Another factor in why some ring game players struggle playing tournaments is to do with tournament speed. The blinds increase periodically and very rapidly as with the case of online poker tournaments. With rapidly increasing blinds then your chances of accumulating chips based on skill is severely limited. This basically limits your ability to be able to grind chips like you can in ring games.
So the knock on effect of this is that you simply have to take risks albeit calculated ones to do well and place well in online poker tournaments. If you cannot take risks or push the barriers of how you play then you are very unlikely to see final tables or reach the serious pay off seats. The best tournament players in the world simply do not play for minor cashes as they do not compensate for the buy-ins over the long haul.
It is difficult for many tournament players on a psychological level to risk their tournament life when they only have one of it. However this is the wrong way to look at it as all forms of poker irrespective of what they are should be looked at with a long term view. You simply cannot look at poker tournaments with a short term view if you have aspirations of playing them seriously. This means that you really should be setting aside a bankroll or an amount of money that offers you the chance of playing without fear of being eliminated from any one particular tournament.

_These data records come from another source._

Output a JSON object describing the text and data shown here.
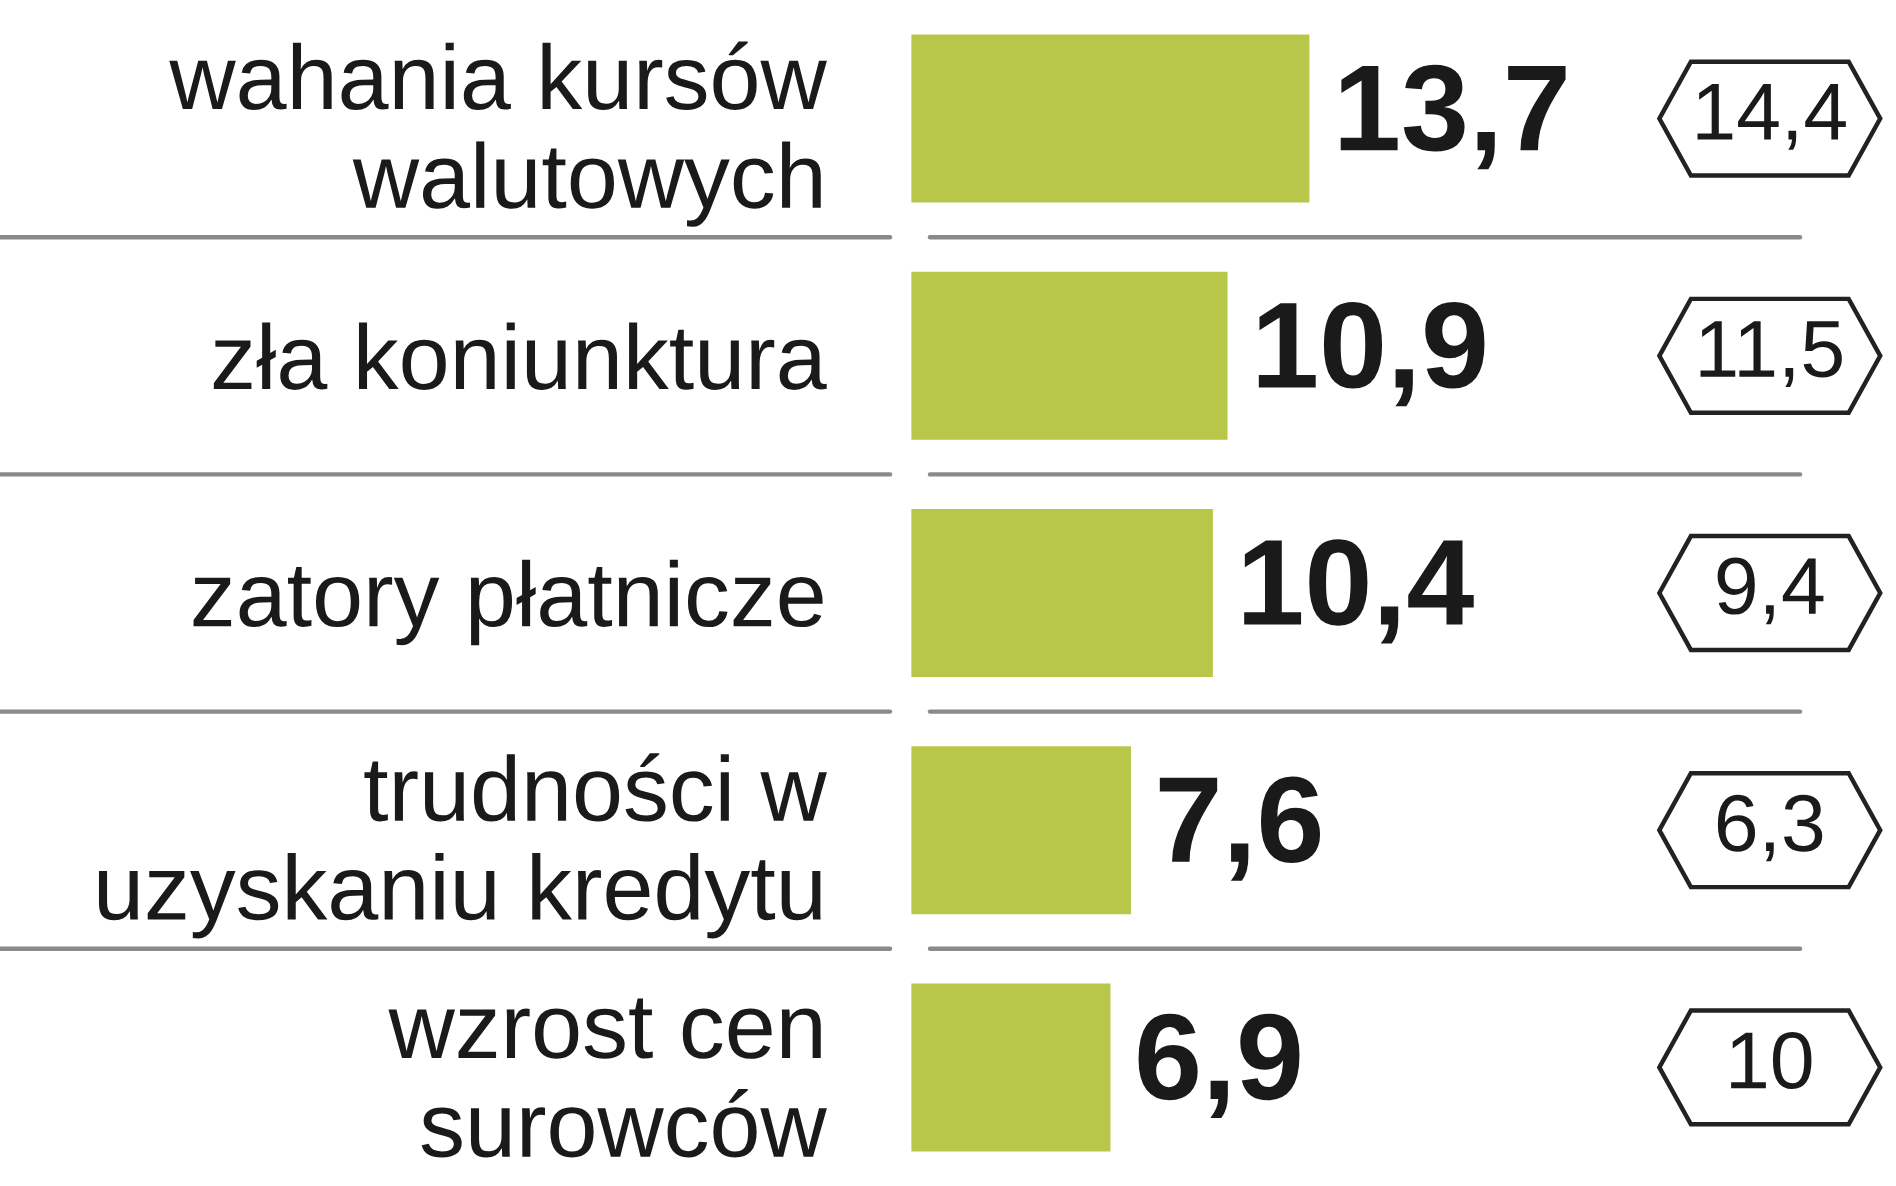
{
  "chart_data": {
    "type": "bar",
    "orientation": "horizontal",
    "categories": [
      "wahania kursów\nwalutowych",
      "zła koniunktura",
      "zatory płatnicze",
      "trudności w\nuzyskaniu kredytu",
      "wzrost cen\nsurowców"
    ],
    "series": [
      {
        "color": "#b8c74a",
        "values": [
          13.7,
          10.9,
          10.4,
          7.6,
          6.9
        ],
        "value_labels": [
          "13,7",
          "10,9",
          "10,4",
          "7,6",
          "6,9"
        ]
      }
    ],
    "annotations": [
      "14,4",
      "11,5",
      "9,4",
      "6,3",
      "10"
    ],
    "grid": "y",
    "tick_labels": "y"
  }
}
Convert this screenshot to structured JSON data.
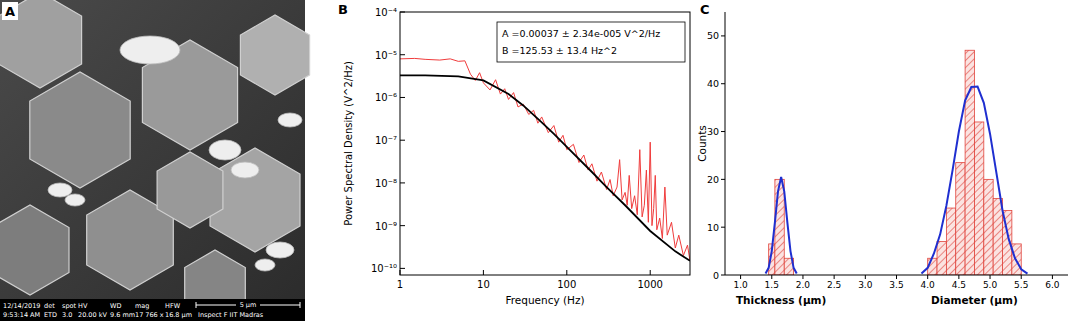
{
  "image": {
    "title": "A",
    "info_bar": {
      "date": "12/14/2019",
      "time": "9:53:14 AM",
      "columns": [
        [
          "det",
          "ETD"
        ],
        [
          "spot",
          "3.0"
        ],
        [
          "HV",
          "20.00 kV"
        ],
        [
          "WD",
          "9.6 mm"
        ],
        [
          "mag",
          "17 766 x"
        ],
        [
          "HFW",
          "16.8 µm"
        ]
      ],
      "scale_bar": "5 µm",
      "instrument": "Inspect F IIT Madras"
    }
  },
  "chart_data": [
    {
      "type": "line",
      "title": "B",
      "x_label": "Frequency (Hz)",
      "y_label": "Power Spectral Density (V^2/Hz)",
      "log": true,
      "annotations": [
        "A =0.00037 ± 2.34e-005 V^2/Hz",
        "B =125.53 ± 13.4 Hz^2"
      ],
      "xlim": [
        1,
        3000
      ],
      "xticks": [
        1,
        10,
        100,
        1000
      ],
      "ylim": [
        7e-11,
        0.0001
      ],
      "yticks": [
        {
          "value": 0.0001,
          "label": "10⁻⁴"
        },
        {
          "value": 1e-05,
          "label": "10⁻⁵"
        },
        {
          "value": 1e-06,
          "label": "10⁻⁶"
        },
        {
          "value": 1e-07,
          "label": "10⁻⁷"
        },
        {
          "value": 1e-08,
          "label": "10⁻⁸"
        },
        {
          "value": 1e-09,
          "label": "10⁻⁹"
        },
        {
          "value": 1e-10,
          "label": "10⁻¹⁰"
        }
      ],
      "series": [
        {
          "type": "line",
          "color": "#f03c3c",
          "x": [
            1,
            1.5,
            2,
            3,
            4,
            5,
            6,
            7,
            8,
            9,
            10,
            12,
            14,
            16,
            18,
            20,
            23,
            26,
            30,
            35,
            40,
            45,
            50,
            60,
            70,
            80,
            90,
            100,
            120,
            140,
            160,
            180,
            200,
            230,
            260,
            300,
            330,
            360,
            400,
            430,
            460,
            500,
            530,
            560,
            600,
            650,
            700,
            750,
            800,
            850,
            900,
            950,
            1000,
            1050,
            1100,
            1150,
            1200,
            1300,
            1400,
            1500,
            1600,
            1800,
            2000,
            2200,
            2500,
            2800,
            3000
          ],
          "values": [
            8e-06,
            8.2e-06,
            7.8e-06,
            7.5e-06,
            8e-06,
            7e-06,
            7.2e-06,
            3.5e-06,
            2.5e-06,
            3.8e-06,
            2.2e-06,
            1.5e-06,
            2.6e-06,
            1.2e-06,
            1.6e-06,
            9e-07,
            1.3e-06,
            6e-07,
            7e-07,
            4e-07,
            5e-07,
            2.5e-07,
            3.5e-07,
            1.5e-07,
            2.2e-07,
            9e-08,
            1.3e-07,
            6e-08,
            8e-08,
            3e-08,
            4.5e-08,
            2e-08,
            2.8e-08,
            1.1e-08,
            1.8e-08,
            7e-09,
            1.2e-08,
            5e-09,
            8e-09,
            3.5e-08,
            4e-09,
            6e-09,
            3e-09,
            1.5e-08,
            2.5e-09,
            5e-09,
            1.8e-09,
            6e-08,
            1.6e-09,
            3e-09,
            2e-08,
            1.2e-09,
            9e-08,
            1e-09,
            2.5e-09,
            1.5e-08,
            8e-10,
            1.5e-09,
            5e-10,
            8e-09,
            6e-10,
            1.2e-09,
            3e-10,
            6e-10,
            2e-10,
            3.5e-10,
            1.5e-10
          ]
        },
        {
          "type": "line",
          "color": "#000000",
          "x": [
            1,
            2,
            5,
            10,
            20,
            30,
            50,
            70,
            100,
            200,
            300,
            500,
            1000,
            2000,
            3000
          ],
          "values": [
            3.3e-06,
            3.3e-06,
            3.1e-06,
            2.5e-06,
            1.2e-06,
            6.5e-07,
            2.6e-07,
            1.4e-07,
            7e-08,
            1.8e-08,
            8e-09,
            3e-09,
            7.5e-10,
            2.5e-10,
            1.5e-10
          ]
        }
      ]
    },
    {
      "type": "histogram",
      "title": "C",
      "y_label": "Counts",
      "annotations": [
        {
          "text": "Thickness (µm)",
          "x": 1.65
        },
        {
          "text": "Diameter (µm)",
          "x": 4.75
        }
      ],
      "xlim": [
        0.75,
        6.25
      ],
      "xticks": [
        {
          "value": 1,
          "label": "1.0"
        },
        1.5,
        {
          "value": 2,
          "label": "2.0"
        },
        2.5,
        {
          "value": 3,
          "label": "3.0"
        },
        3.5,
        {
          "value": 4,
          "label": "4.0"
        },
        4.5,
        {
          "value": 5,
          "label": "5.0"
        },
        5.5,
        {
          "value": 6,
          "label": "6.0"
        }
      ],
      "ylim": [
        0,
        55
      ],
      "yticks": [
        0,
        10,
        20,
        30,
        40,
        50
      ],
      "series": [
        {
          "type": "bar",
          "color": "#e0443c",
          "bins": [
            1.45,
            1.55,
            1.7,
            1.85
          ],
          "values": [
            6.5,
            20,
            3.5
          ]
        },
        {
          "type": "bar",
          "color": "#e0443c",
          "bins": [
            4.0,
            4.15,
            4.3,
            4.45,
            4.6,
            4.75,
            4.9,
            5.05,
            5.2,
            5.35,
            5.5
          ],
          "values": [
            3.5,
            7,
            14,
            23.5,
            47,
            32,
            20,
            16,
            13.5,
            6.5
          ]
        },
        {
          "type": "line",
          "color": "#1f2fd0",
          "x": [
            1.4,
            1.45,
            1.5,
            1.55,
            1.6,
            1.65,
            1.7,
            1.75,
            1.8,
            1.85,
            1.9
          ],
          "values": [
            0.3,
            1.5,
            5,
            11,
            17.5,
            20.5,
            17.5,
            11,
            5,
            1.5,
            0.3
          ]
        },
        {
          "type": "line",
          "color": "#1f2fd0",
          "x": [
            3.9,
            4.0,
            4.1,
            4.2,
            4.3,
            4.4,
            4.5,
            4.6,
            4.7,
            4.8,
            4.9,
            5.0,
            5.1,
            5.2,
            5.3,
            5.4,
            5.5,
            5.6
          ],
          "values": [
            0.3,
            1.5,
            4.5,
            8.5,
            14.5,
            22,
            30,
            36.5,
            39.3,
            39.4,
            36,
            29.5,
            21.5,
            13.5,
            7.5,
            3.5,
            1.2,
            0.3
          ]
        }
      ]
    }
  ]
}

This is the biggest factor for me in why serious players make money from non serious players. Non serious players or novices or amateurs or whatever you want to call them tend to play individual tournaments on a tournament by tournament basis. There is nothing fundamentally wrong with this. However it does make it more likely that you will play with more fear when you are looking at an individual tournament not as a series of tournaments or as one tournament out of a bankroll of a hundred tournament buy-ins.
If you cannot get yourself into this mindset then ring games may be better suited to your character and personality although you need to look at ring games in the same way as well and not treat one buy-in as if it is a life or death situation.